Ah, so that’s the reason I’ve been getting dizzy. Anyway, this hasn’t been a completely wasted effort. I now know a bunch of things that do not work.
But yes, I agree that this is not the right approach.
Meanwhile, at the risk of hi-jacking this thread,I’d like to suggest an alternate new feature. As a background to this - and speaking as a composer here - I personally find it much easier to compose onto the conductor’s score - one stave for each woodwind regardless of how many players. For brass I also prefer one stave per instrument, although I could see the need for two horn staves if you have 4 horn players. This eliminates anywhere from 7 to 10+ staves on your score - and makes it much easier to see what’s going on.
With that in mind - and apologies if I’m telling you something you already know - there is already a system which allows you to notate on one stave and yet unambiguously tells the conductor exactly which player is handling which notes. Just to give the simplest example, if you have 2 bassoons and only player 1 is playing, you put 1. where player 1 starts playing. If player 2 is playing, you put a 2. If both player are playing in unison, you put a.2. If there are two notes, then it is assumed that player 1 plays the top note and player 2 the bottom. It gets a bit more complicated if lines cross and/or if there are rests. In a really complicated situation there may be a need to go to 2 staves, but those are exceptions.

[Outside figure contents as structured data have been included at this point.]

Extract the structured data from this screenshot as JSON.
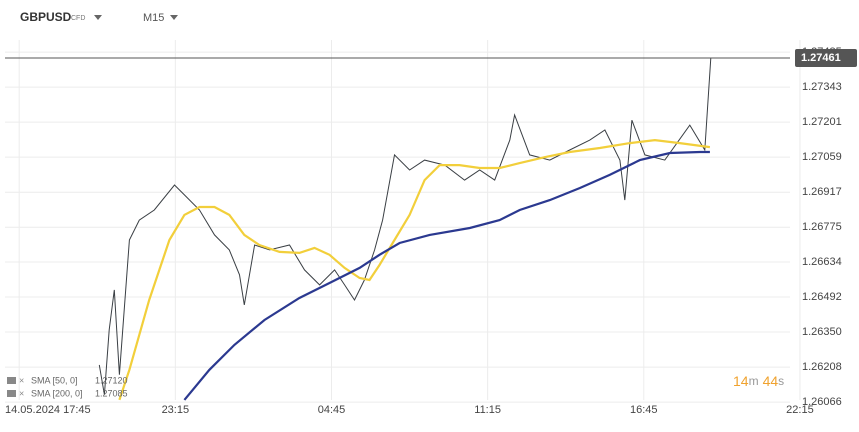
{
  "header": {
    "symbol": "GBPUSD",
    "kind": "CFD",
    "interval": "M15"
  },
  "countdown": {
    "minutes": "14",
    "minutes_unit": "m",
    "seconds": "44",
    "seconds_unit": "s"
  },
  "chart_data": {
    "type": "line",
    "xticks": [
      {
        "value": 0,
        "label": "14.05.2024 17:45"
      },
      {
        "value": 5.5,
        "label": "23:15"
      },
      {
        "value": 11,
        "label": "04:45"
      },
      {
        "value": 16.5,
        "label": "11:15"
      },
      {
        "value": 22,
        "label": "16:45"
      },
      {
        "value": 27.5,
        "label": "22:15"
      }
    ],
    "xlim": [
      -0.5,
      27.15
    ],
    "ylim": [
      1.26034,
      1.27534
    ],
    "yticks": [
      1.27485,
      1.27343,
      1.27201,
      1.27059,
      1.26917,
      1.26775,
      1.26634,
      1.26492,
      {
        "value": 1.2635,
        "label": "1.26350"
      },
      1.26208,
      1.26066
    ],
    "grid": true,
    "series": [
      {
        "name": "GBPUSD",
        "color": "#3a3f44",
        "x": [
          2.82,
          3.0,
          3.17,
          3.35,
          3.53,
          3.88,
          4.23,
          4.76,
          5.47,
          5.82,
          6.35,
          6.88,
          7.4,
          7.76,
          7.93,
          8.29,
          8.82,
          9.52,
          10.05,
          10.58,
          11.11,
          11.46,
          11.81,
          12.16,
          12.52,
          12.8,
          13.22,
          13.75,
          14.28,
          14.99,
          15.69,
          16.22,
          16.75,
          17.28,
          17.45,
          17.98,
          18.69,
          19.39,
          20.1,
          20.63,
          21.16,
          21.33,
          21.58,
          22.04,
          22.74,
          23.62,
          24.15,
          24.36
        ],
        "values": [
          1.26217,
          1.26096,
          1.26359,
          1.26521,
          1.26177,
          1.26723,
          1.26804,
          1.26845,
          1.26946,
          1.26906,
          1.26845,
          1.26744,
          1.26683,
          1.26582,
          1.2646,
          1.26703,
          1.26683,
          1.26703,
          1.26602,
          1.26541,
          1.26602,
          1.26541,
          1.2648,
          1.26561,
          1.26683,
          1.26804,
          1.27068,
          1.27007,
          1.27047,
          1.27027,
          1.26966,
          1.27007,
          1.26966,
          1.27128,
          1.2723,
          1.27068,
          1.27047,
          1.27088,
          1.27128,
          1.27169,
          1.27047,
          1.26885,
          1.27209,
          1.27068,
          1.27047,
          1.27189,
          1.27088,
          1.27461
        ]
      },
      {
        "name": "SMA [50, 0]",
        "legend_label": "1.27120",
        "color": "#f2cf3b",
        "x": [
          3.53,
          3.88,
          4.58,
          5.29,
          5.82,
          6.35,
          6.88,
          7.4,
          7.93,
          8.46,
          9.17,
          9.87,
          10.4,
          10.93,
          11.46,
          11.99,
          12.34,
          12.69,
          13.22,
          13.75,
          14.28,
          14.81,
          15.51,
          16.22,
          16.92,
          17.63,
          18.51,
          19.39,
          20.45,
          21.51,
          22.39,
          23.27,
          24.33
        ],
        "values": [
          1.26075,
          1.26197,
          1.2648,
          1.26723,
          1.26825,
          1.26857,
          1.26857,
          1.26825,
          1.26744,
          1.26703,
          1.26675,
          1.26671,
          1.26691,
          1.26663,
          1.2661,
          1.26569,
          1.26561,
          1.26622,
          1.26723,
          1.26825,
          1.26966,
          1.27027,
          1.27027,
          1.27015,
          1.27015,
          1.27035,
          1.27059,
          1.2708,
          1.27096,
          1.27116,
          1.27128,
          1.27116,
          1.271
        ]
      },
      {
        "name": "SMA [200, 0]",
        "legend_label": "1.27085",
        "color": "#2b3990",
        "x": [
          5.82,
          6.7,
          7.58,
          8.64,
          9.87,
          10.93,
          11.99,
          12.69,
          13.4,
          14.46,
          15.87,
          16.92,
          17.63,
          18.69,
          19.75,
          20.8,
          21.86,
          22.92,
          23.98,
          24.33
        ],
        "values": [
          1.26075,
          1.26197,
          1.26298,
          1.26399,
          1.26488,
          1.26549,
          1.2661,
          1.26663,
          1.26711,
          1.26744,
          1.26772,
          1.26804,
          1.26845,
          1.26885,
          1.26934,
          1.26987,
          1.27047,
          1.27076,
          1.2708,
          1.2708
        ]
      }
    ]
  }
}
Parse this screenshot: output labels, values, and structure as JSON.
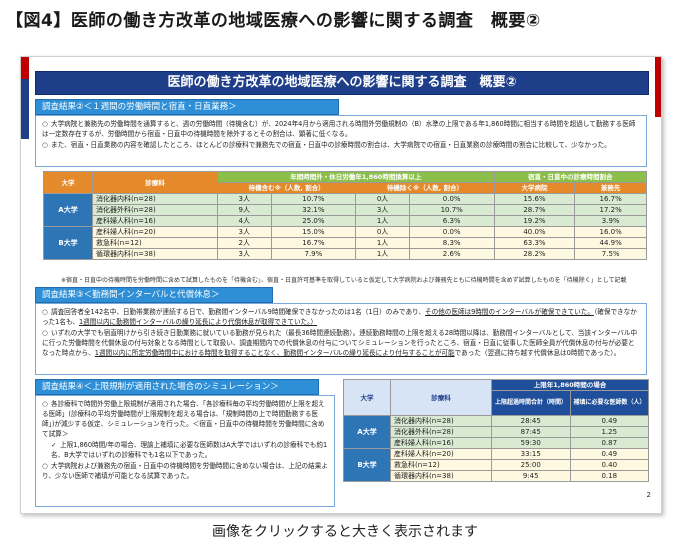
{
  "figure_title": "【図4】医師の働き方改革の地域医療への影響に関する調査　概要②",
  "caption": "画像をクリックすると大きく表示されます",
  "slide": {
    "title": "医師の働き方改革の地域医療への影響に関する調査　概要②",
    "page_number": "2",
    "section1": {
      "heading": "調査結果②＜１週間の労働時間と宿直・日直業務＞",
      "bullets": [
        "大学病院と兼務先の労働時間を通算すると、週の労働時間（待機含む）が、2024年4月から適用される時間外労働規制の（B）水準の上限である年1,860時間に相当する時間を超過して勤務する医師は一定数存在するが、労働時間から宿直・日直中の待機時間を除外するとその割合は、顕著に低くなる。",
        "また、宿直・日直業務の内容を確認したところ、ほとんどの診療科で兼務先での宿直・日直中の診療時間の割合は、大学病院での宿直・日直業務の診療時間の割合に比較して、少なかった。"
      ],
      "table": {
        "group_header_1": "年間時間外・休日労働年1,860時間換算以上",
        "group_header_2": "宿直・日直中の診療時間割合",
        "col_univ": "大学",
        "col_dept": "診療科",
        "col_wait_incl": "待機含む※（人数, 割合）",
        "col_wait_excl": "待機除く※（人数, 割合）",
        "col_univ_hosp": "大学病院",
        "col_other": "兼務先",
        "groups": [
          {
            "label": "A大学",
            "rows": [
              {
                "dept": "消化器内科(n=28)",
                "in_n": "3人",
                "in_p": "10.7%",
                "ex_n": "0人",
                "ex_p": "0.0%",
                "u": "15.6%",
                "o": "16.7%"
              },
              {
                "dept": "消化器外科(n=28)",
                "in_n": "9人",
                "in_p": "32.1%",
                "ex_n": "3人",
                "ex_p": "10.7%",
                "u": "28.7%",
                "o": "17.2%"
              },
              {
                "dept": "産科婦人科(n=16)",
                "in_n": "4人",
                "in_p": "25.0%",
                "ex_n": "1人",
                "ex_p": "6.3%",
                "u": "19.2%",
                "o": "3.9%"
              }
            ]
          },
          {
            "label": "B大学",
            "rows": [
              {
                "dept": "産科婦人科(n=20)",
                "in_n": "3人",
                "in_p": "15.0%",
                "ex_n": "0人",
                "ex_p": "0.0%",
                "u": "40.0%",
                "o": "16.0%"
              },
              {
                "dept": "救急科(n=12)",
                "in_n": "2人",
                "in_p": "16.7%",
                "ex_n": "1人",
                "ex_p": "8.3%",
                "u": "63.3%",
                "o": "44.9%"
              },
              {
                "dept": "循環器内科(n=38)",
                "in_n": "3人",
                "in_p": "7.9%",
                "ex_n": "1人",
                "ex_p": "2.6%",
                "u": "28.2%",
                "o": "7.5%"
              }
            ]
          }
        ]
      },
      "note": "※宿直・日直中の待機時間を労働時間に含めて試算したものを「待機含む」、宿直・日直許可基準を取得していると仮定して大学病院および兼務先ともに待機時間を含めず試算したものを「待機除く」として記載"
    },
    "section2": {
      "heading": "調査結果③＜勤務間インターバルと代償休息＞",
      "p1_a": "調査回答者全142名中、日勤帯業務が連続する日で、勤務間インターバル9時間確保できなかったのは1名（1日）のみであり、",
      "p1_b": "その他の医師は9時間のインターバルが確保できていた。",
      "p1_c": "（確保できなかった1名も、",
      "p1_d": "1週間以内に勤務間インターバルの繰り延長により代償休息が取得できていた。）",
      "p2_a": "いずれの大学でも宿直明けから引き続き日勤業務に就いている勤務が見られた（最長36時間連続勤務）。連続勤務時間の上限を超える28時間以降は、勤務間インターバルとして、当該インターバル中に行った労働時間を代償休息の付与対象となる時間として取扱い、調査期間内での代償休息の付与についてシミュレーションを行ったところ、宿直・日直に従事した医師全員が代償休息の付与が必要となった時点から、",
      "p2_b": "1週間以内に所定労働時間中における時間を取得することなく、勤務間インターバルの繰り延長により付与することが可能",
      "p2_c": "であった（翌週に持ち越す代償休息は0時間であった）。"
    },
    "section3": {
      "heading": "調査結果④＜上限規制が適用された場合のシミュレーション＞",
      "b1": "各診療科で時間外労働上限規制が適用された場合、「各診療科毎の平均労働時間が上限を超える医師」(診療科の平均労働時間が上限規制を超える場合は、「規制時間の上で時間勤務する医師」)が減少する仮定、シミュレーションを行った。＜宿直・日直中の待機時間を労働時間に含めて試算＞",
      "b1_check": "上限1,860時間/年の場合、理論上補填に必要な医師数はA大学ではいずれの診療科でも約1名、B大学ではいずれの診療科でも1名以下であった。",
      "b2": "大学病院および兼務先の宿直・日直中の待機時間を労働時間に含めない場合は、上記の結果より、少ない医師で補填が可能となる試算であった。",
      "table": {
        "top_header": "上限年1,860時間の場合",
        "col_univ": "大学",
        "col_dept": "診療科",
        "col_avg": "上限超過時間合計（時間）",
        "col_need": "補填に必要な医師数（人）",
        "groups": [
          {
            "label": "A大学",
            "rows": [
              {
                "dept": "消化器内科(n=28)",
                "h": "28:45",
                "d": "0.49"
              },
              {
                "dept": "消化器外科(n=28)",
                "h": "87:45",
                "d": "1.25"
              },
              {
                "dept": "産科婦人科(n=16)",
                "h": "59:30",
                "d": "0.87"
              }
            ]
          },
          {
            "label": "B大学",
            "rows": [
              {
                "dept": "産科婦人科(n=20)",
                "h": "33:15",
                "d": "0.49"
              },
              {
                "dept": "救急科(n=12)",
                "h": "25:00",
                "d": "0.40"
              },
              {
                "dept": "循環器内科(n=38)",
                "h": "9:45",
                "d": "0.18"
              }
            ]
          }
        ]
      }
    }
  }
}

This is described in detail in Gould’s Behind Bars in the section on Stave Sharing in Chapter 17.
The reason I bring all this up is that it would be a tremendous time saver if Dorico could use this notation to automatically generate parts from the conductor’s score. E.g., if I could say “The oboe section has three players and player 3 doubles on English Horn” - and provided I correctly notate my score -have the parts automatically generated from the conductor’s score? That would be a killer feature.
Needless to say, I don’t know if this is possible. And even as things are right now, it is still substantially easier to handle this in Dorico than the competition.